How to prove it in detail???

Help please!!!

JaneFairfax

Member

Registered: 2007-02-23

Posts: 6,868

Re: Cardinality Problem: Prove |A| < |N|

It depends on which how you define “finite set”. The two most commonly used definitions are:

(1) A set is said to be infinite iff there is a bijection from itself to a proper subset of itself. It is said to be finite iff it is not infinite (i.e. there is no bijection from itself to a proper subset of itself).

(2) A set S is said to be finite iff it is empty or there is a bijection from S to the set {1,2,…,n} for some natural number n.

From the first definition, we see that ℕ is infinite (e.g. there is a bijection from itself to the set of all even natural numbers). From the second definition, the fact that ℕ is not finite can be proved by induction on n.

Let’s do the proof of the problem using both definitions.

(1) Using this definition, it is more straightforward to prove the contrapositive statement: If |ℕ| ≤ |A| then A is infinite. |ℕ| ≤ |A| means there is an injective function f from ℕ into A. Since ℕ is infinite, so is f(ℕ). And since A has an infinite subset, it must itself be infinite.

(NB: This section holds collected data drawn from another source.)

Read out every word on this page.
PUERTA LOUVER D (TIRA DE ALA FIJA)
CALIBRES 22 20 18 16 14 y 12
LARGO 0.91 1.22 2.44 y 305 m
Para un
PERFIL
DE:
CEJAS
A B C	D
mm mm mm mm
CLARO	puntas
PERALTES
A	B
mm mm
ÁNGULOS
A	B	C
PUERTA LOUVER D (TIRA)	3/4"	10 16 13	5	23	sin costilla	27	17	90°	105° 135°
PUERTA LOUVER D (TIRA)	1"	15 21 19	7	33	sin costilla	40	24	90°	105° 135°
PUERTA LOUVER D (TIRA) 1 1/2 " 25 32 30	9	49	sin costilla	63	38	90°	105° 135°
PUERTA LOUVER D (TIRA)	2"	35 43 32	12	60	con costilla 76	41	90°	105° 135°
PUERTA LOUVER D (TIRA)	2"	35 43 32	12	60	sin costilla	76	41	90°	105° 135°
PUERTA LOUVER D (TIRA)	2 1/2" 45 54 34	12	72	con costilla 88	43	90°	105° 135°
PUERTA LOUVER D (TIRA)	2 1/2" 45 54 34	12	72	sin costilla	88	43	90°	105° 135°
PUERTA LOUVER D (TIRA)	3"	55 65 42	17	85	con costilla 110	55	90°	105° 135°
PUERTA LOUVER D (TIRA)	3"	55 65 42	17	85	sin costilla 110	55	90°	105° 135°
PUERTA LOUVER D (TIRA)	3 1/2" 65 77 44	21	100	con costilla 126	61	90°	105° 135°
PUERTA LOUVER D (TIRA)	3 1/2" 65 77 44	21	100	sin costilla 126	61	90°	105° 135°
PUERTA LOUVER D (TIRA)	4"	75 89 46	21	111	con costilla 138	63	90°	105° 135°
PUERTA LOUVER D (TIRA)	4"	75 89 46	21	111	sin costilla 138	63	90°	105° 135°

(2) For this, we use contradiction and the axiom of choice. It may be that you can do it without the axiom of choice (ask Ricky ) but since the axiom of choice simplifies life a great deal, I don’t see why I shouldn’t be justified in using it.

The fact that there is an injective function from A into ℕ is a simple consequence of the definition of finiteness. Suppose there is a surjective function f from A onto ℕ. By the axiom of choice, there is a bijection f* from a subset A* of A to ℕ (i.e. define the equivalence relation ~ on A by x ~ y iff f(x) = f(y), then select a unique element from each equivalence class to form A* and take f* to be the restriction of f to A*). As A is finite, so is A*. Let g be a bijection from A* to {1,2,…,n} for some natural number n. Then g∘f*[sup]−1[/sup] is a bijection from ℕ to {1,2,…,n}, implying that ℕ is finite – a contradiction.

Last edited by JaneFairfax (2010-04-11 11:10:59)

cxc001

Member

Registered: 2010-04-09

Posts: 17

Re: Cardinality Problem: Prove |A| < |N|

Thanks a lot JaneFairfax!!!